Clearwater has continued to post mixed results since that acquisition.

In 2024, it posted a CAD 62.8 million (USD 44.7 million, EUR 38.4 million) net loss in the 39 weeks ending 28 September 2024. 

That result has worsened significantly in 2025, with the company posting a net loss of CAD 159.9 million (USD 113.9 million, EUR 97.9 million) in the same period of this year. In Q3 2025, the company posted revenue of CAD 127.1 million (USD 90.6 million, EUR 77.8 million), down from the CAD 154.1 million (USD 109.8 million, EUR 94.3 million) it posted in Q3 2024.  

Clearwater’s net loss jumped in Q3 2025 to CAD 76.7 million (USD 54.6 million, EUR 46.9 million), worsening from the net loss of CAD 19.5 million (USD 13.9 million, EUR 11.9 million) it posted in Q3 2024. However, Premium said the company’s adjusted EBITDA increased by CAD 5.2 million (USD 3.7 million, EUR 3.2 million).

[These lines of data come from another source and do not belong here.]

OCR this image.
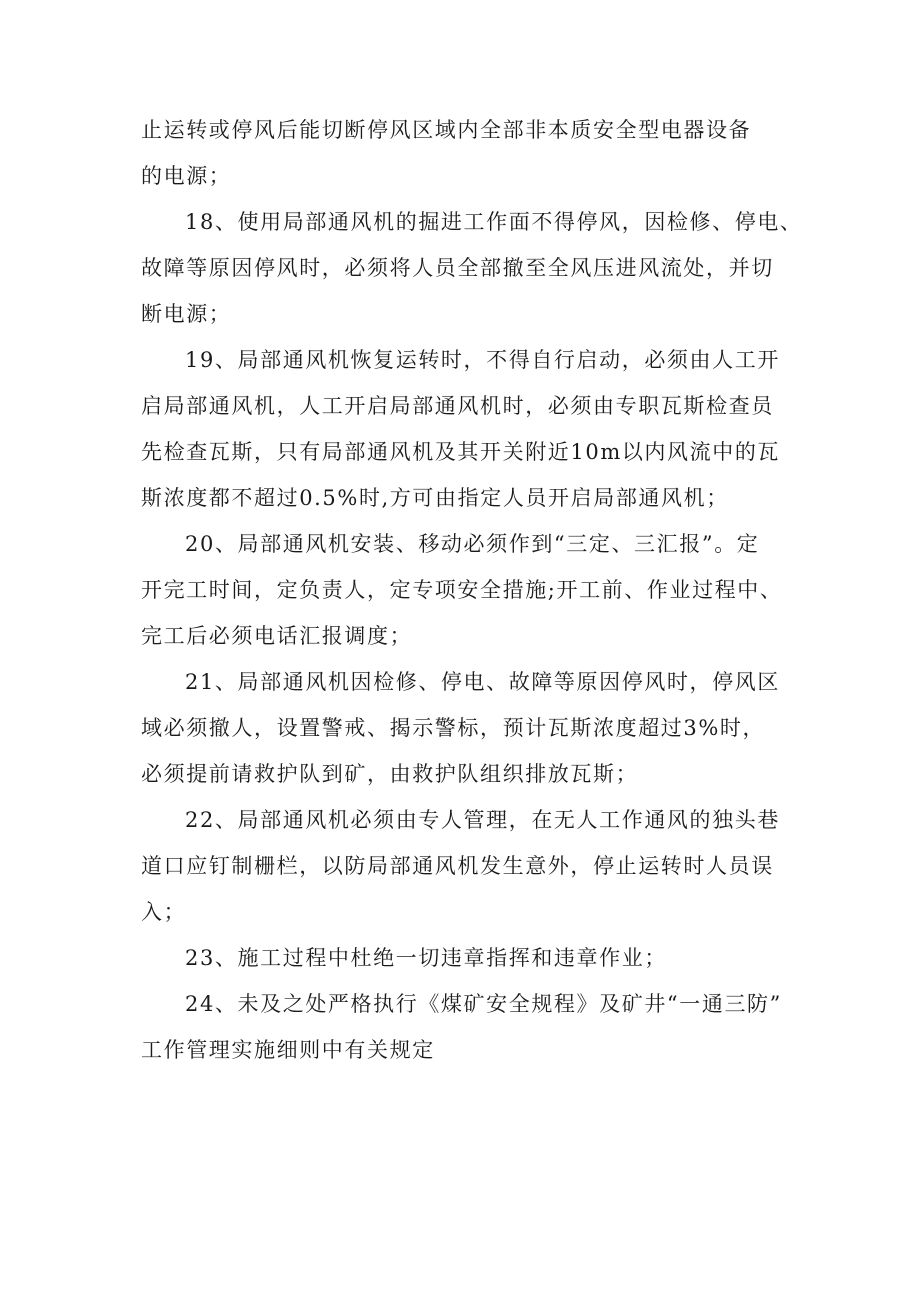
止运转或停风后能切断停风区域内全部非本质安全型电器设备
的电源；
18、使用局部通风机的掘进工作面不得停风，因检修、停电、
故障等原因停风时，必须将人员全部撤至全风压进风流处，并切
断电源；
19、局部通风机恢复运转时，不得自行启动，必须由人工开
启局部通风机，人工开启局部通风机时，必须由专职瓦斯检查员
先检查瓦斯，只有局部通风机及其开关附近10m以内风流中的瓦
斯浓度都不超过0.5%时,方可由指定人员开启局部通风机；
20、局部通风机安装、移动必须作到“三定、三汇报”。定
开完工时间，定负责人，定专项安全措施;开工前、作业过程中、
完工后必须电话汇报调度；
21、局部通风机因检修、停电、故障等原因停风时，停风区
域必须撤人，设置警戒、揭示警标，预计瓦斯浓度超过3%时，
必须提前请救护队到矿，由救护队组织排放瓦斯；
22、局部通风机必须由专人管理，在无人工作通风的独头巷
道口应钉制栅栏，以防局部通风机发生意外，停止运转时人员误
入；
23、施工过程中杜绝一切违章指挥和违章作业；
24、未及之处严格执行《煤矿安全规程》及矿井“一通三防”
工作管理实施细则中有关规定
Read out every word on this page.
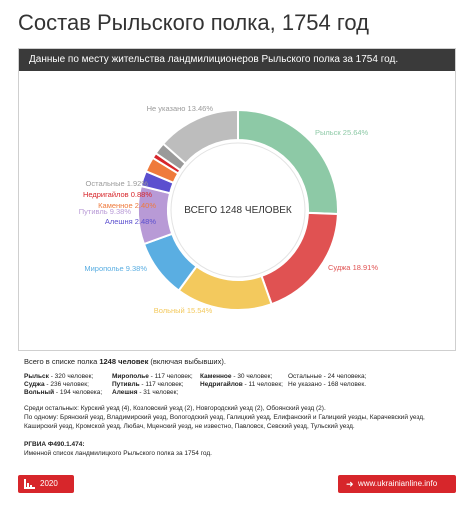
Состав Рыльского полка, 1754 год
Данные по месту жительства ландмилиционеров Рыльского полка за 1754 год.
Рыльск 25.64%
Суджа 18.91%
Вольный 15.54%
Мирополье 9.38%
Путивль 9.38%
Алешня 2.48%
Каменное 2.40%
Недригайлов 0.88%
Остальные 1.92%
Не указано 13.46%
ВСЕГО 1248 ЧЕЛОВЕК
Всего в списке полка 1248 человек (включая выбывших).
Рыльск - 320 человек;	Мирополье - 117 человек; Каменное - 30 человек; Остальные - 24 человека;
Суджа - 236 человек;	Путивль - 117 человек;	Недригайлов - 11 человек; Не указано - 168 человек.
Вольный - 194 человека; Алешня - 31 человек;
Среди остальных: Курский уезд (4), Козловский уезд (2), Новгородский уезд (2), Обоянский уезд (2).
По одному: Брянский уезд, Владимирский уезд, Вологодский уезд, Галицкий уезд, Елифанский и Галицкий уезды, Карачевский уезд,
Каширский уезд, Кромской уезд, Любач, Мценский уезд, не известно, Павловск, Севский уезд, Тульский уезд.
РГВИА Ф490.1.474:
Именной список ландмилицкого Рыльского полка за 1754 год.
2020	➜ www.ukrainianline.info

Premium Brands said the drop in revenue was mainly related to its sale of Macduff land-based operations. Clearwater confirmed it was selling Macduff Shellfish’s land-based processing operations in July and that it was entering a strategic alliance with Seafood Ecosse in the Macduff Shellfish business.

Premium Brands said Clearwater’s exit from inshore lobster operations and continued poor catch rates of Canadian sea scallops also contributed to the drop. However, those losses were partially offset by “strong recoveries in catch rates for clams, turbot, and shrimp” and selling price inflation.